Sehr geehrte Damen und Herren

Ich bin mir nicht ganz sicher in welchem Forum ich mein Anliegen anbringen soll, da es aus meiner Sicht verschiedene Rechtsgebiete betrifft. Sehen Sie es mir also nach, falls ich das falsche Forum erwischt habe.

Wir erhielten eine Anfrage (Herr A.) in der es um die Rückforderung von Kindesschutzmassnahmen geht.

Herr a. hat eine Vereinbarung unterzeichnet, in der er anerkennt vollumfänglich die Kosten für eine von der KESB angeordnete Kindesschutzmassnahme zurück zu erstatten. Die vereinbarten Raten hat er ausgestellt. Nun wird er vom Sozialdienst betrieben.

Nun stellt sich uns die Frage inwiefern der Sozialdienst diese Vereinbarung überhaupt vorlegen durfte, da aus unserer Sicht keine gesetztliche Grundlage dafür besteht.

Es waren gerichtlich Unterhaltsbeiträge festgelegt, die Herr A. auch bezahlt habt. Der Sozialdienst hat nur die Nebenkosten der Platzierung finanziert, die Platzierungskosten wurden/werden durch die KESB finanziert. Dann hätte die KESB den Sozialdienst beauftragen müssen die Elternbeiträge zu berechnen. Ob dieser Auftrag im Entscheid der KESB erteilt wurde, ist noch zu prüfen. Der Entscheid liegt uns derzeit nicht vor. Sollte das nicht der Fall sein, hat der Sozialdienst ohne Auftrag gehandelt. Sollte die KESB dem Sozialdienst den Auftrag erteilt haben, Elternbeiträge zu berechnen, hätte die KESB den Elternbeitrag noch in einem Entscheid festhalten müssen. Ob ein solcher vorliegt ist uns derzeit noch nicht bekannt. Grundsätzlich war der geschultete Beitrag von Herr A. im Rahmen der gerichtlich festgelegten Unterhaltsbeiträge abgegolten und es ist nicht üblich, zusätzlich Elternbeiträge festzulegen. Wenn der Sozialdienst den Unterhaltsbeitrag als zu gering empfunden hätte, hätte er via KESB oder Gericht tätig werden müssen und eine Anpassung verlangen.

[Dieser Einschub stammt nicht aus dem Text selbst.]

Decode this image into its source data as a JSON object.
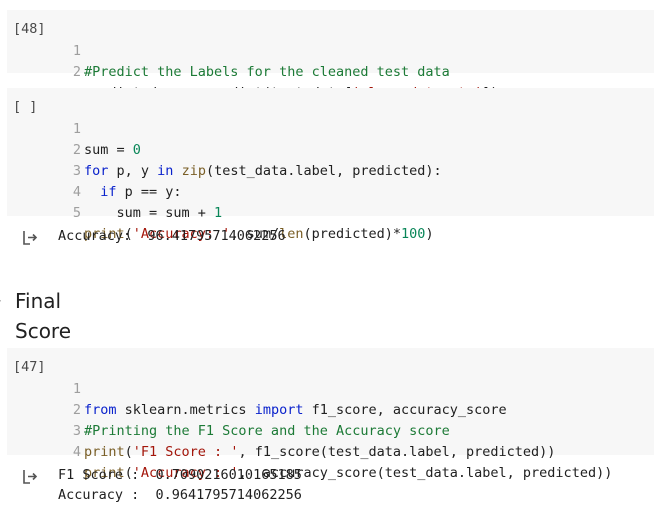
{
  "cells": [
    {
      "exec_label": "[48]",
      "lines": [
        {
          "num": "1",
          "code": "#Predict the Labels for the cleaned test data"
        },
        {
          "num": "2",
          "code": "predicted = gs.predict(test_data['cleaned_tweets'])"
        }
      ]
    },
    {
      "exec_label": "[ ]",
      "lines": [
        {
          "num": "1",
          "code": "sum = 0"
        },
        {
          "num": "2",
          "code": "for p, y in zip(test_data.label, predicted):"
        },
        {
          "num": "3",
          "code": "  if p == y:"
        },
        {
          "num": "4",
          "code": "    sum = sum + 1"
        },
        {
          "num": "5",
          "code": "print('Accuracy: ', sum/len(predicted)*100)"
        }
      ],
      "output": [
        "Accuracy:  96.41795714062256"
      ]
    },
    {
      "exec_label": "[47]",
      "lines": [
        {
          "num": "1",
          "code": "from sklearn.metrics import f1_score, accuracy_score"
        },
        {
          "num": "2",
          "code": "#Printing the F1 Score and the Accuracy score"
        },
        {
          "num": "3",
          "code": "print('F1 Score : ', f1_score(test_data.label, predicted))"
        },
        {
          "num": "4",
          "code": "print('Accuracy : ',  accuracy_score(test_data.label, predicted))"
        }
      ],
      "output": [
        "F1 Score :  0.7090216010165185",
        "Accuracy :  0.9641795714062256"
      ]
    }
  ],
  "section": {
    "title": "Final Score",
    "chevron": "chevron-left-icon"
  },
  "output_icon": "output-arrow-icon"
}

Nun hat der Sozialdienst von Herrn A. ein Dokument ("Vereinbarung betreffend Beteiligung an den Massnahmekosten VATER", keine gesetzlichen Grundlagen oder Rechtsmittelbelehrung erwähnt) unterzeichnen lassen, in dem er anerkennen, diesen Betrag dem Sozialdienst zu schulden. Ist dies zulässig? Wir sind uns derzeit nicht sicher, ob Herr A. genügend aufgeklärt wurde. Herr A. wurde der Eindruck vermittelt er schulde dem Kanton die "restlichen" Kosten der Massnahme und hat deswegen diese Vereinbarung unterzeichnet.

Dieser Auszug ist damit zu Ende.